Archangel / April 22, 2008 / Personal

Comments

  1. Theresa - April 23, 2008 @ 6:16 am

    You have mine, as does your father.

    I always appreciated Dante’s perspective on those souls that never knew Christ, that were born before him. I know he’s not a theologian or anything, but I still liked it as it fit neatly into the Christian schema and wasn’t dooming. They go to Hell, but they’re in the first part of it. There’s no pain, no torture, no punishment of any kind, they just can’t be redeemed and live in paradise. If you have to subscribe to the belief that all those who don’t believe in Jesus are going to Hell, it’s not a bad way to think of it.

    Reply
  2. March - April 25, 2008 @ 2:00 am

    i’ll lay into your questions a bit with some of my own beliefs. Firstly, I don’t believe in the devil, satan, etc, i think that such characteristic negativity is a product of living in a flawed existance, the devil is just made-up deity that we blame our bad thoughts and actions on.

    secondly, if you were God, and lets stick to Christianity here, that not know or having a relationship with Jesus, or worse yet, not even been given the remotest of possiblities to comprehend such things, would damn your soul? Do you truly believe that God, the one who we believe created our existence would be so specific as to say, “those that believe in Me and my son Jesus are saved, the rest of you, to hell, literally.” For as long as I’ve grown up, I’ve been told God is a caring being, who loves every single one of us, and in my mind, God would not be kind to look unfavorably on such people. I think God takes a different approach, respect and honor him. We call him God, Islam calls him Allah, Judaism calls him Yahweh, I would doubt God cares about the proper name he’s given in our language. Such an existence that is God is so glorious and awesome that to believe he is picky is just unfathomable from my point of view.

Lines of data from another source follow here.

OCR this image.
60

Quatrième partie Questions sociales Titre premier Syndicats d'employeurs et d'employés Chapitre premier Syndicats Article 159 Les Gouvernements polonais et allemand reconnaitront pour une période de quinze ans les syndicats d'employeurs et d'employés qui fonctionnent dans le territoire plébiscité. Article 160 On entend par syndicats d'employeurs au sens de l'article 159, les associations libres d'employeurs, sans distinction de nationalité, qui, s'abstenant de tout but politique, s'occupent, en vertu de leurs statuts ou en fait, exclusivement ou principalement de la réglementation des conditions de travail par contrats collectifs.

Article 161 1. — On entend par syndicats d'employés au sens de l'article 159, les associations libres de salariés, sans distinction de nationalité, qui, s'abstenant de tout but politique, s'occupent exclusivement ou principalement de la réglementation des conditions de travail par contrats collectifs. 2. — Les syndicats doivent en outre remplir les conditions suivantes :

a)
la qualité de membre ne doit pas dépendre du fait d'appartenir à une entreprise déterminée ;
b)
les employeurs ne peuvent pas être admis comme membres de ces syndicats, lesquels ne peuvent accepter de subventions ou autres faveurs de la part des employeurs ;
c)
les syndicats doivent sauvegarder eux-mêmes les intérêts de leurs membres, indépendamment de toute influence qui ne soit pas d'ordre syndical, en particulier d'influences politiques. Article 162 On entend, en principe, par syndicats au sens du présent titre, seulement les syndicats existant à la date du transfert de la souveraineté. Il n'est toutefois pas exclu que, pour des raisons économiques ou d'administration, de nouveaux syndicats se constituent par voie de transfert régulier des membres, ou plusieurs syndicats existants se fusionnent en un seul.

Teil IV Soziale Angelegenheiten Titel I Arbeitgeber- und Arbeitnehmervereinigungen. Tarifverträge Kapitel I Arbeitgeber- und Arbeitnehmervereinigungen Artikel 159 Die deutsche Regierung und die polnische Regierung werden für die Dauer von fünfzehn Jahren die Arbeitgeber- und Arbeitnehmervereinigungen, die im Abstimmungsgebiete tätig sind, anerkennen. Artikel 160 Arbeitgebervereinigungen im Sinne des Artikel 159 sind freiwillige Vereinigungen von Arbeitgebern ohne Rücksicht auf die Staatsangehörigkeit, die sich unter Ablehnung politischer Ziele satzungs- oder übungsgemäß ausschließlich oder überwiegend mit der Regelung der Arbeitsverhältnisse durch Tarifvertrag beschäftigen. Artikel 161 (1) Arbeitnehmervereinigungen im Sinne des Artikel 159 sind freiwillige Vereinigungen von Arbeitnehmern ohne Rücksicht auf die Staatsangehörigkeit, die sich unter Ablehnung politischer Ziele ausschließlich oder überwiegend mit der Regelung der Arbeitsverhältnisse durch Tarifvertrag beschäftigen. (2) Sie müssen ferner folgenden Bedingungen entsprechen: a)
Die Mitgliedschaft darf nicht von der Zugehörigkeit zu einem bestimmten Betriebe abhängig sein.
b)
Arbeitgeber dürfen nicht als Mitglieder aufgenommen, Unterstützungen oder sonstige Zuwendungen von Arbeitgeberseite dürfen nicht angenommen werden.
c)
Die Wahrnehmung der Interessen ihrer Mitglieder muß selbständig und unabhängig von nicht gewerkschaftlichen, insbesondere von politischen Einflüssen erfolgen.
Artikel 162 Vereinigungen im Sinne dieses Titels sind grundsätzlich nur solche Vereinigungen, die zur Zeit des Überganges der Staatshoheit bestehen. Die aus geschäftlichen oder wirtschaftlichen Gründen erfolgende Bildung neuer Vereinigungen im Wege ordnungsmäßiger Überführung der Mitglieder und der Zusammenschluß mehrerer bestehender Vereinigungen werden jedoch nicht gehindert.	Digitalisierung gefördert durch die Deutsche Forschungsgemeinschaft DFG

    Try to imagine yourself as God, a being that is fair, loving, and created the universe, and is watching it, and its billions of people on Earth. We say he could obliterate us all on a whim, that our very existence, and everything else, crushed, smashed, and ended in a destructive way, doing nothing more than batting an eye. Yet, instead, he allows us to live, and not just live, but live with free will, a mind of our own, a mind that can question everything, how things work, how science works, how emotions works, how math works, and even question whether or not God exists and, most importantly to me, what happens after this mortal vessel dies. The ability to question things is a sign of trust, I think God trusts us all in a way.

    i’m pretty sure i might not have answered or helped your questions at all, but hopefully, helped you in some way.